Nacional do Índio (Funai), no Acre. Em cena, conflitos com madeireiros, garimpeiros, narcotraficantes e posseiros. Um filme faz um diagnóstico da complexa dinâmica da época nas relações entre especialistas e indígenas, ou ainda, lança um olhar de observação não invasivo para a atuação da dupla.

Em 2016, codirige com o roteirista Alfredo Sirkis (1950-2020) o documentário Lila, sobre a mãe dele, Liliana Syrkis (1923). Polonesa, ela chega ao Rio de Janeiro em 1947, fugida da perseguição aos judeus, e se torna uma estilista renomada. Além de expor um grande arquivo de documentos da protagonista, o longa a leva a Pinsk, cidade natal a qual nunca havia retornado. O projeto é recebido como comovente e afetuosa homenagem.       

Com o documentário de longa-metragem Missão 115 (2018), sua terceira direção, Da-Rin se volta para o desastrado atentado à bomba de agentes do Doi-Codi2 no show de 30 de abril de 1981, no Rio de Janeiro. Integrante do grupo responsável pela tarefa frustrada, o ex-delegado Claudio Guerra (1940) dá raro depoimento de um envolvido sobre o caso. Entre os méritos do longa, está o esforço de reconstituir o atentado em detalhes, atualizando o episódio durante as eleições presidenciais de 2018. No ano seguinte, lança o livro A família de Elizabeth Teixeira + Sobreviventes de Galileia, em parceria com a antropóloga Regina Novaes (1950).

Os documentários de Silvio Da-Rin se estruturam a partir da preocupação com o conteúdo, seja pelo material revelador de pontos de vista, seja pelo empenho na revisão da memória do país. O passado de militante contra a ditadura civil-militar e a convivência com figuras de luta pavimentam o caminho no cinema e no gosto pela atuação política no meio cinematográfico. 

Notas

1. Também denominada de ditadura civil-militar por parte da historiografia com o objetivo de enfatizar a participação e apoio de setores da sociedade civil, como o empresariado e parte da imprensa, no golpe de 1964 e no regime que se instaura até o ano de 1985.

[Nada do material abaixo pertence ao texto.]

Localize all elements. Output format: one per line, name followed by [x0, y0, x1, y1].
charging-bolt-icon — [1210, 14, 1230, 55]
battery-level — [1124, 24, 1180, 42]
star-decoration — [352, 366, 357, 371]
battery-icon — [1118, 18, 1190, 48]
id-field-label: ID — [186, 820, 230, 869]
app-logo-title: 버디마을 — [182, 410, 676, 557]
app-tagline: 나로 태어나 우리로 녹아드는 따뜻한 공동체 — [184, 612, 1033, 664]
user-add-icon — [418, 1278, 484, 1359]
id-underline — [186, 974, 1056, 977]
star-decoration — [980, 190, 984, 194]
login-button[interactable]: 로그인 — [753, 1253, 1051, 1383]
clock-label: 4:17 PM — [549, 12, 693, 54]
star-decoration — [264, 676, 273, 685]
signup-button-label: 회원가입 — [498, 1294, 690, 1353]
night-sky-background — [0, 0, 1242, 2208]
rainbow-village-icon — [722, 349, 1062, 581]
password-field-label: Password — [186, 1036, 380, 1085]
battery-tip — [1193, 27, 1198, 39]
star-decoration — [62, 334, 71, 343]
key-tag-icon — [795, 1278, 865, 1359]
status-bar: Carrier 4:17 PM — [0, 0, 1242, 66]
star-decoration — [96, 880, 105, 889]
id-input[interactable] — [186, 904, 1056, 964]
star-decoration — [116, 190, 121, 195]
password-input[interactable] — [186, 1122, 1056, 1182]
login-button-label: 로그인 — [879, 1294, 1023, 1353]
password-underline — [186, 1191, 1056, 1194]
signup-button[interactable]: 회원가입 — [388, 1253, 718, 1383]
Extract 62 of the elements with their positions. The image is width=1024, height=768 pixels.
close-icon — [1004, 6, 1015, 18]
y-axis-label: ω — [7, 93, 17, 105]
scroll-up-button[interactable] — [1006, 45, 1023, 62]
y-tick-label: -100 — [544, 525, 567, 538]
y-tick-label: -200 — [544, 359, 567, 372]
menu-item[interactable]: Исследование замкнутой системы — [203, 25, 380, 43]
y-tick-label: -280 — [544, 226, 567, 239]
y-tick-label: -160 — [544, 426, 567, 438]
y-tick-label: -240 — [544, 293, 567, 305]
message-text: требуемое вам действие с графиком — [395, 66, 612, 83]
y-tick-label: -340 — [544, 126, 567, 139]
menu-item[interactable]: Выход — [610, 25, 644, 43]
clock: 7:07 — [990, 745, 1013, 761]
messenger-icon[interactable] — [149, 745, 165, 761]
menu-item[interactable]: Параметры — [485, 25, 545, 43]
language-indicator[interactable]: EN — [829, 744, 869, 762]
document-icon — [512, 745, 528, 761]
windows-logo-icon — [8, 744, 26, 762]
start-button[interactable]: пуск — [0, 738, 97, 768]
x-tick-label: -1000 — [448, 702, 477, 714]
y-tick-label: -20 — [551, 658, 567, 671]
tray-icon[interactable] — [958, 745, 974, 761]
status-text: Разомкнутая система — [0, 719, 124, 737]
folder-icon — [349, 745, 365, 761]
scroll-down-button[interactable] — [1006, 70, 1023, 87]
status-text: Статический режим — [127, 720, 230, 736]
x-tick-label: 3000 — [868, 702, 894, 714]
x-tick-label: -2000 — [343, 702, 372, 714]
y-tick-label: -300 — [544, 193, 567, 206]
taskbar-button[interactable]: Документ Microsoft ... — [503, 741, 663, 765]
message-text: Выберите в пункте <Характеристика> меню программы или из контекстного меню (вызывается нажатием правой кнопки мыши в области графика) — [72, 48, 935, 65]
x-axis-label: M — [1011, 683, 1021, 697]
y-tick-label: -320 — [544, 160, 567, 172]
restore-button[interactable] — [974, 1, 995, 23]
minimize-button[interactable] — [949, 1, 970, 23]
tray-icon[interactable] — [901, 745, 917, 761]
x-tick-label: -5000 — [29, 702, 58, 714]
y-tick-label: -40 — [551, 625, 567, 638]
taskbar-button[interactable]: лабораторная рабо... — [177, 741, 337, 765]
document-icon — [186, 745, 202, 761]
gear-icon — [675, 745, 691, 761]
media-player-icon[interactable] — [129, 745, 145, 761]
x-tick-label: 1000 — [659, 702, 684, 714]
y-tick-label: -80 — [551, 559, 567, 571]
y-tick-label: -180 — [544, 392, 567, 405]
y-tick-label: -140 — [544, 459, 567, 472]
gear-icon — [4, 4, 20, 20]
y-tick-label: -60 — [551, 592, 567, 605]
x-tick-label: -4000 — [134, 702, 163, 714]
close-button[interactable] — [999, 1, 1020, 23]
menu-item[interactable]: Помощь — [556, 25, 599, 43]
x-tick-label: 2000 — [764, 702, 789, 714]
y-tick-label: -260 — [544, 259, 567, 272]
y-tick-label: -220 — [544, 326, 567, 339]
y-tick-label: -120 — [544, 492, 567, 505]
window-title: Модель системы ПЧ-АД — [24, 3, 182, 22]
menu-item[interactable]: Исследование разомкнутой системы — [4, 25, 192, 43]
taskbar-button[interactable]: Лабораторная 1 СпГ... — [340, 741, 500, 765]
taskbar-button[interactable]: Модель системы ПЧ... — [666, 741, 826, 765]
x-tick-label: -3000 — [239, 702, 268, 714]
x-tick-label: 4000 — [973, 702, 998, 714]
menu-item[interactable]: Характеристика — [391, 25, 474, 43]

2. Não há consenso quanto à duração que caracteriza filmes como curta, média e longa metragem. No Brasil, festivais de cinema costumam adotar parâmetros próprios. A legislação, porém, estabelece pela Medida Provisória n. 2.228-1 de setembro de 2001 (responsável por criar a Agência Nacional do Cinema – Ancine) curtas como obras de duração igual ou inferior a 15 minutos, médias entre 15 e 70 minutos e, por fim, longas acima de 70 minutos. Em sua base de dados, a Cinemateca Brasileira considera curtas-metragens de até 59 minutos, sem classificação para médias. Em âmbito internacional, a Academia de Artes e Ciências Cinematográficas dos Estados Unidos, por exemplo, limita curtas em até 40 minutos.

3.  O Destacamento de Operações de Informação e o Centro de Operações de Defesa Interna (Doi-Codi) são órgãos de inteligência e repressão vinculados ao Exército e criados em setembro de 1970. Complementares no combate aos grupos de esquerda no período da ditadura civil-militar, estão associados em uma única sigla. No caso conhecido como Riocentro, nome do pavilhão onde se dá o show em comemoração ao Dia do Trabalhador, agentes inconformados com a abertura política do governo enviam dois militares ao local para plantar os artefatos explosivos. O disparo prematuro vitima um deles e mata o outro.